Bezirkshauptmannschaft Jennersdorf: Stadtgemeinde Jennersdorf.

(3) Bei außerordentlichen Verhältnissen kann der Landeshauptmann den Sitz einer Bezirkshauptmannschaft an einen anderen Ort im Land verlegen.

(4) Aus Gründen der Zweckmäßigkeit, Wirtschaftlichkeit und Sparsamkeit kann der Landeshauptmann nach Anhörung der betroffenen Bezirkshauptmänner/ Bezirkshauptfrauen für Referate oder Teile von Referaten von Bezirkshauptmannschaften unter Festlegung eines Tätigkeitssprengels einen Amtssitz außerhalb des Sitzes der Bezirkshauptmannschaft festlegen. Aus Gründen der Zweckmäßigkeit, Wirtschaftlichkeit und Sparsamkeit kann der Landeshauptmann ferner nach Anhörung der betroffenen Bezirkshauptmänner/ Bezirkshauptfrauen festlegen, dass bei bestimmten Bezirkshauptmannschaften Bereiche eingerichtet werden, in denen auch einzeln zu bezeichnende Aufgaben in anderen politischen Bezirken besorgt werden. Die in solchen Bereichen verwendeten Bediensteten unterstehen in fachlicher Hinsicht jener Bezirkshauptmannschaft, auf deren Zuständigkeitsbereich sich ihre jeweilige Tätigkeit bezieht.

§ 3

Text

§ 3

Aufgaben

(1) Die Bezirkshauptmannschaften haben

1.

die ihnen obliegenden behördlichen Aufgaben zu vollziehen und

2.

die ihnen übertragenen Aufgaben des Landes oder des Bundes als Träger von Privatrechten wahrzunehmen.

(2) Die Bezirkshauptmannschaften haben ihre Aufgaben nach den Grundsätzen der Zweckmäßigkeit, Wirtschaftlichkeit und Sparsamkeit zu besorgen.

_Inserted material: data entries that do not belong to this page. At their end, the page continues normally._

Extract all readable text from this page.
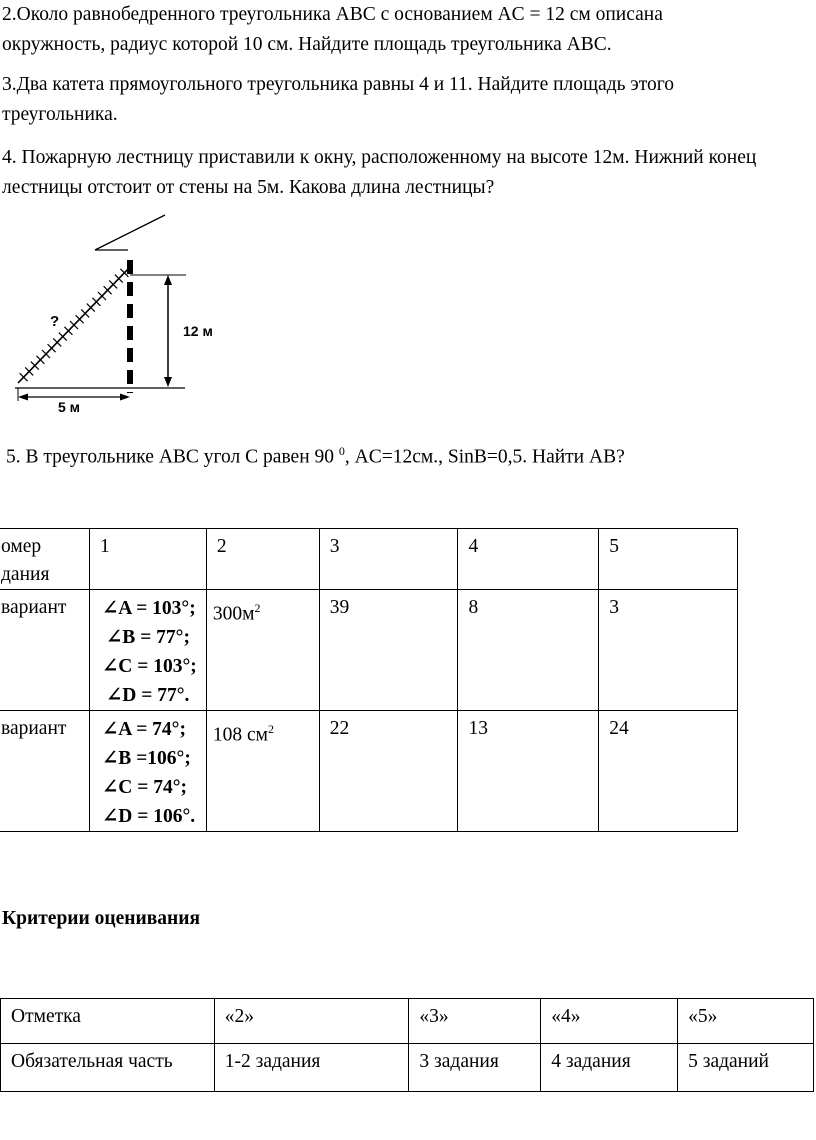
2.Около равнобедренного треугольника ABC с основанием AC = 12 см описана
окружность, радиус которой 10 см. Найдите площадь треугольника ABC.
3.Два катета прямоугольного треугольника равны 4 и 11. Найдите площадь этого
треугольника.
4. Пожарную лестницу приставили к окну, расположенному на высоте 12м. Нижний конец
лестницы отстоит от стены на 5м. Какова длина лестницы?
?
12 м
5 м
5. В треугольнике ABC угол C равен 90 $^0$, AC=12см., SinB=0,5. Найти AB?
омер
дания	1	2	3	4	5

вариант	∠A = 103°;
∠B = 77°;
∠C = 103°;
∠D = 77°.	$300м^2$	39	8	3

вариант	∠A = 74°;
∠B =106°;
∠C = 74°;
∠D = 106°.	108 $см^2$	22	13	24
Критерии оценивания
Отметка	«2»	«3»	«4»	«5»

Обязательная часть	1-2 задания	3 задания	4 задания	5 заданий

(3) Sofern die Verwaltungsvorschriften nichts anderes bestimmen, sind die Bezirkshauptmannschaften in den Angelegenheiten der Landesverwaltung in erster Instanz sachlich zuständige Behörden.

§ 4

Text

§ 4

Unterstellung unter die Landesregierung,
einzelne ihrer Mitglieder und den Landeshauptmann

(1) In Angelegenheiten des selbständigen Wirkungsbereichs des Landes sind die Bezirkshauptmannschaften der Landesregierung oder in denjenigen Angelegenheiten, die gemäß Art. 59 Abs. 2 und Art. 72 Abs. 2 L-VG einzelnen Mitgliedern der Landesregierung zur selbständigen Erledigung zugewiesen sind, diesen Mitgliedern der Landesregierung unterstellt.

(2) In Angelegenheiten der mittelbaren Bundesverwaltung sind die Bezirkshauptmannschaften dem Landeshauptmann unterstellt.

(3) In Angelegenheiten des inneren Dienstes sind die Bezirkshauptmannschaften unter der unmittelbaren Aufsicht des Landeshauptmanns als Vorstand des Amtes der Landesregierung dem Landesamtsdirektor unterstellt.

(4) Sofern den Bezirkshauptmannschaften im Sinne des § 3 Abs. 1 Z 2 die Besorgung von Geschäften der Privatwirtschaftsverwaltung nach Art. 104 Abs. 2 B-VG übertragen wurde, sind sie dem Landeshauptmann unterstellt.

§ 5

Text

§ 5

Organisatorische Gliederung

(1) Bei den Bezirkshauptmannschaften sind Referate einzurichten, auf die sämtliche den Bezirkshauptmannschaften obliegenden Aufgaben nach ihrem Gegenstand und ihrem sachlichen Zusammenhang aufzuteilen sind.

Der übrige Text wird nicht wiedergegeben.